Slowenien wird zum Vorbild
Slowenien zeigt, dass eine fortschrittliche Cannabispolitik möglich ist – evidenzbasiert, patientenorientiert und ohne ideologische Scheuklappen. Während andere europäische Länder mit halb garen Kompromissen oder politisch motivierten Rückschritten kämpfen, setzt Ljubljana auf pragmatische Lösungen: vom verbesserten Zugang zu medizinischem Cannabis über ein durchdachtes Eigenanbaukonzept hin zu einem nachvollziehbaren THC-Grenzwert im Straßenverkehr.
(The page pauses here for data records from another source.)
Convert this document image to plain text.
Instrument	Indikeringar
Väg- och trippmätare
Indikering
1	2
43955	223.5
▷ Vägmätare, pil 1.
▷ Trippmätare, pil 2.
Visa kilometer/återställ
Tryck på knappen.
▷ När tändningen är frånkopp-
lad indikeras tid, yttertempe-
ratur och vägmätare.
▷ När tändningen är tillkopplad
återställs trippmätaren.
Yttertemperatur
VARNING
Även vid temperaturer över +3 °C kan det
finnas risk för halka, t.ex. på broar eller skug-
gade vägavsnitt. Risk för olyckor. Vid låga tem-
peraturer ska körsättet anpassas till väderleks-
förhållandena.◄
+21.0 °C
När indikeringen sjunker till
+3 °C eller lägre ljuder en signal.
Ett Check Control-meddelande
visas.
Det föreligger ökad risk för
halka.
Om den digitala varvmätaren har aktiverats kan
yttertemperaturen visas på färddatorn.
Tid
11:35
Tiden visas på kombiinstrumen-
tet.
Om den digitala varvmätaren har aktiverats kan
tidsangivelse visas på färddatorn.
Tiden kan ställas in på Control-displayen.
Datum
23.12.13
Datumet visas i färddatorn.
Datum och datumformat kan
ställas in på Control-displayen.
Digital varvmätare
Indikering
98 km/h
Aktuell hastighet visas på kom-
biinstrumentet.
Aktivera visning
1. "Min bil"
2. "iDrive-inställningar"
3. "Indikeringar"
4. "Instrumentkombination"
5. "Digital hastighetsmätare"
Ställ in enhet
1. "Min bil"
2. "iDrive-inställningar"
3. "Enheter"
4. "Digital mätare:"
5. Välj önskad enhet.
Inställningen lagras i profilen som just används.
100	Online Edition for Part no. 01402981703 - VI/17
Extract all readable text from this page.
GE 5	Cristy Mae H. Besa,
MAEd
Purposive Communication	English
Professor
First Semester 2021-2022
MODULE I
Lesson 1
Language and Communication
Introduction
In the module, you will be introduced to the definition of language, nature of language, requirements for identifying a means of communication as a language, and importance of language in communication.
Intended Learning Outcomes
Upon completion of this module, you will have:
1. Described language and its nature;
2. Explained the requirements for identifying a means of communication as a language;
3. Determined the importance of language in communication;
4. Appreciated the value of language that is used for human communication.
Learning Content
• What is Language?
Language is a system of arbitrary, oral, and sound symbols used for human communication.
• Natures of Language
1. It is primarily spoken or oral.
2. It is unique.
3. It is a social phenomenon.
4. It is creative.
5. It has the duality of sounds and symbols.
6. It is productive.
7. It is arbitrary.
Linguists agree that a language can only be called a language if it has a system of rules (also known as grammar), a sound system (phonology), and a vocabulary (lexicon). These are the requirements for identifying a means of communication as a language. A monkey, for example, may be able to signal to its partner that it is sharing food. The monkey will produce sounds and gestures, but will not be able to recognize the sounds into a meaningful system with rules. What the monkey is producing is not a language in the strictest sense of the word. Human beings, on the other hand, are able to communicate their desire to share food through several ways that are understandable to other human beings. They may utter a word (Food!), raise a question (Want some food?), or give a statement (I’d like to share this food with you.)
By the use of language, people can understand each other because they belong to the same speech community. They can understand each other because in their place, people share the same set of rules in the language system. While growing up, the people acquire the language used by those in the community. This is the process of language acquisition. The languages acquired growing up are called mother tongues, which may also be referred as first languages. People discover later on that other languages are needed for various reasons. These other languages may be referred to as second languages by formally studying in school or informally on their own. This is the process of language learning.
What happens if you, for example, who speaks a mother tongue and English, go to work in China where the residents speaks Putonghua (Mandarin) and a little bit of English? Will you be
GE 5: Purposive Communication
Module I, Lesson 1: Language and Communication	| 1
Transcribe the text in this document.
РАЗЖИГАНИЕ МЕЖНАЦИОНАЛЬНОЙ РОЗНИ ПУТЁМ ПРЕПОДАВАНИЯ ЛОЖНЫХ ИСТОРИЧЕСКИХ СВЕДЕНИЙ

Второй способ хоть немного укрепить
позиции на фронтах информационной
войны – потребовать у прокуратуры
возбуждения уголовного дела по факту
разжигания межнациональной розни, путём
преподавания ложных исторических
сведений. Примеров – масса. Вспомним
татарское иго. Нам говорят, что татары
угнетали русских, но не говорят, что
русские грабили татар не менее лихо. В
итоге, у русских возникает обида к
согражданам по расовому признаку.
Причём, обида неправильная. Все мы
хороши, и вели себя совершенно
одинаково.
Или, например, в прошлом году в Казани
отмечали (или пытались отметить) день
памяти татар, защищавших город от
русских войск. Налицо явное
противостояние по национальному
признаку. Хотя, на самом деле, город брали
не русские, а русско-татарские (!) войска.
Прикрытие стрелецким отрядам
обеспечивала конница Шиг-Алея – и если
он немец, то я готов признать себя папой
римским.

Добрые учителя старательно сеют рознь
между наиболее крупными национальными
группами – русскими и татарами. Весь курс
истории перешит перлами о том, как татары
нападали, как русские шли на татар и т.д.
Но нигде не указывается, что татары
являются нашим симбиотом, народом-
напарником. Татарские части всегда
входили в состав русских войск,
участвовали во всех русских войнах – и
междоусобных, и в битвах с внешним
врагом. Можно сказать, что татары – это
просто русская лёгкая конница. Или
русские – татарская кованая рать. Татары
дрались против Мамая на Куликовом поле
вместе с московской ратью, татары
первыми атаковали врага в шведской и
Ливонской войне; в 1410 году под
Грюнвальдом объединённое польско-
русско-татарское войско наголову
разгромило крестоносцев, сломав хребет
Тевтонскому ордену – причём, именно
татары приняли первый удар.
Besonders bemerkenswert ist der Versuch, rechtliche Rahmenbedingungen nicht nur zu lockern, sondern auch an wissenschaftlichen Erkenntnissen und dem tatsächlichen gesellschaftlichen Bedarf auszurichten. Sollte der Entwurf zum Freizeitkonsum ebenfalls Gesetz werden, könnte Slowenien sich in Europa als Vorreiter einer neuen, modernen Cannabispolitik etablieren – und damit auch anderen Staaten den Weg ebnen.